Nell’altra scuola, il Preside riceve su appuntamento i suoi docenti. Non è mai presente tra i piani e sulle scale. Ne consegue che gli studenti, che dovrebbero essere in aula sono invece al bivacco. Osservando la qualità umana dei ragazzi, non ci sono confronti tra i due istituti. Nel primo, in linea di massima, abbiamo delle “persone in gamba”.

Nella seconda scuola, soprattutto ai primi anni, la devianza comportamentale regna sovrana. L’istituzione è totalmente assente, lasciando gli insegnanti a se stessi. In pratica avvengono casi di lancio delle sedie contro il muro. Banchi scarabocchiati. Docenti minacciati. Porte che si sbattono e generalmente uno sfascio totale.

L’organizzazione è assente. Lo stile non lo citiamo neppure per pudore.


c) L’anno scorso in Brescia ho assunto il ruolo di Direttore Generale. Prima che chiunque entrasse in azienda al mattino, alle 7.30 ero già io sul posto. Tutti entrando dovettero prendere atto che io c’ero e li guardavo. Partito da Milano alle 4.30 del mattino per le 5.45 di ogni giorno ho ispezionato ogni locale. I bagni volevo trovarli puliti. I muri decenti e senza ragnatele. I vetri non sfondati. I fili non penzolanti. Che le maestranze lavorassero con luce adeguata, in sicurezza e chiamati per cognome.

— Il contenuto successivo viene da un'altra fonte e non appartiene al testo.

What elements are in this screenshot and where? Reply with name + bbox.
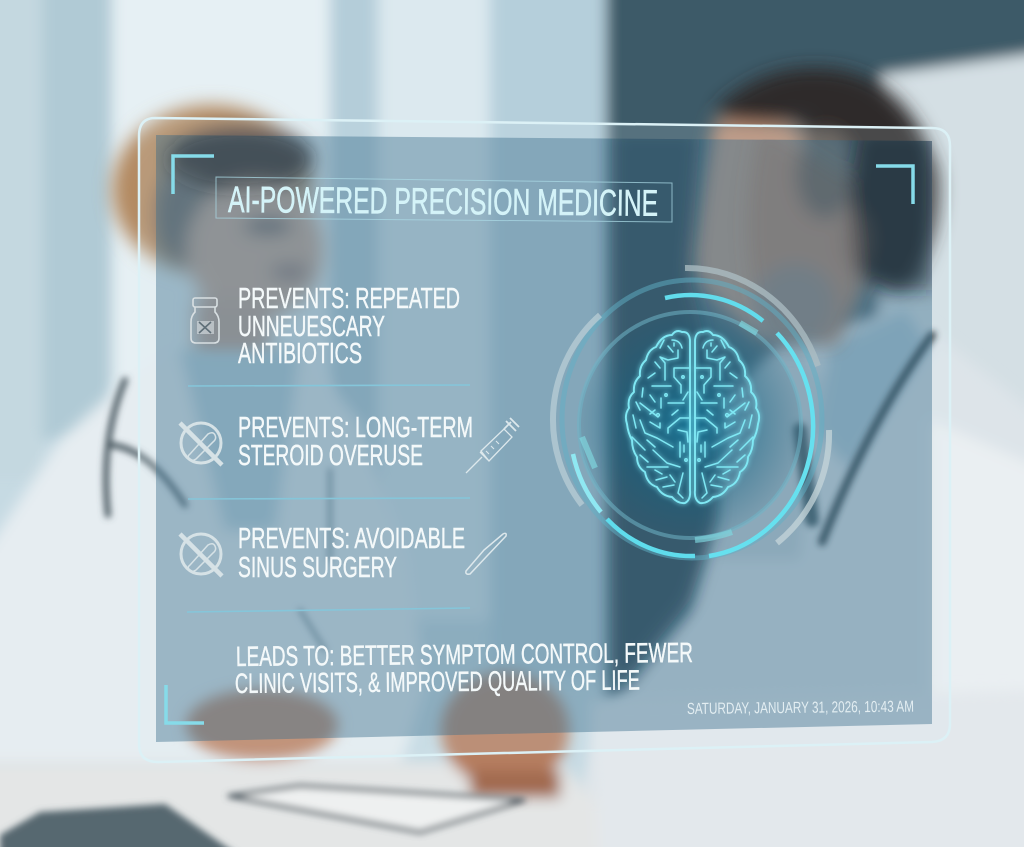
outcome text: CLINIC VISITS, & IMPROVED QUALITY OF LIFE [235, 664, 640, 699]
text: prevents sinus surgery [238, 523, 465, 584]
icon: scalpel [466, 533, 506, 574]
title box [216, 177, 672, 224]
inner tinted panel [156, 135, 932, 742]
outcome text: LEADS TO: BETTER SYMPTOM CONTROL, FEWER [236, 637, 693, 672]
text: prevents sinus surgery: SINUS SURGERY [238, 552, 397, 584]
icon: crossed-out pill [180, 534, 222, 576]
text: prevents repeated antibiotics: UNNEUESCARY [238, 311, 385, 343]
divider 3 [187, 608, 470, 612]
text: prevents steroid overuse: STEROID OVERUSE [238, 440, 423, 472]
panel shading over darker scene areas [168, 125, 932, 680]
item: avoidable sinus surgery [180, 523, 506, 584]
timestamp: SATURDAY, JANUARY 31, 2026, 10:43 AM [687, 699, 914, 718]
divider 2 [188, 498, 470, 499]
text: prevents steroid overuse [238, 412, 473, 472]
title: AI-POWERED PRECISION MEDICINE [228, 179, 658, 224]
icon: crossed-out pill [180, 423, 222, 465]
corner bracket: top right [876, 166, 913, 204]
corner bracket: top left [173, 156, 214, 194]
icon: circuit brain [626, 331, 759, 503]
text: prevents steroid overuse: PREVENTS: LONG-TERM [238, 412, 473, 444]
icon: syringe [466, 418, 519, 473]
text: prevents repeated antibiotics: ANTIBIOTICS [238, 338, 362, 370]
text: prevents repeated antibiotics [238, 283, 460, 370]
item: repeated unnecessary antibiotics [191, 283, 460, 370]
AI brain hologram [553, 268, 829, 558]
item: long-term steroid overuse [180, 412, 519, 473]
corner bracket: bottom left [166, 685, 204, 723]
icon: medicine bottle with cross [191, 298, 219, 343]
outer glass panel [139, 118, 950, 762]
divider 1 [188, 385, 470, 386]
hologram rings [553, 268, 829, 558]
outcome text [235, 637, 693, 699]
text: prevents sinus surgery: PREVENTS: AVOIDABLE [238, 523, 465, 555]
text: prevents repeated antibiotics: PREVENTS: REPEATED [238, 283, 460, 315]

Un giorno chiesi perché un carico di sabbia non fosse pesato come gli altri. La ditta trasportatrice era in parentela con la proprietà.  A quel punto il rapporto si guastò e me ne andai. Altri clienti erano già in attesa.

Conclusione

Le 3 testimonianze hanno un filo conduttore: la struttura organizzativa si modella a seconda di chi la dirige. I difetti, le patologie o i pregi del “boss”, si traducono in forza o debolezza dell’intero contesto. Quando qui detto responsabilizza i quadri e individua un punto focale senza il quale non c’è organizzazione: il capo. Come approfondimento è stato scritto un saggio dal titolo: “anche le organizzazioni si ammalano”. Nella ricerca si entra nel dettaglio, indicando anche quanto fatturato in meno subisce un’impresa mal condotta.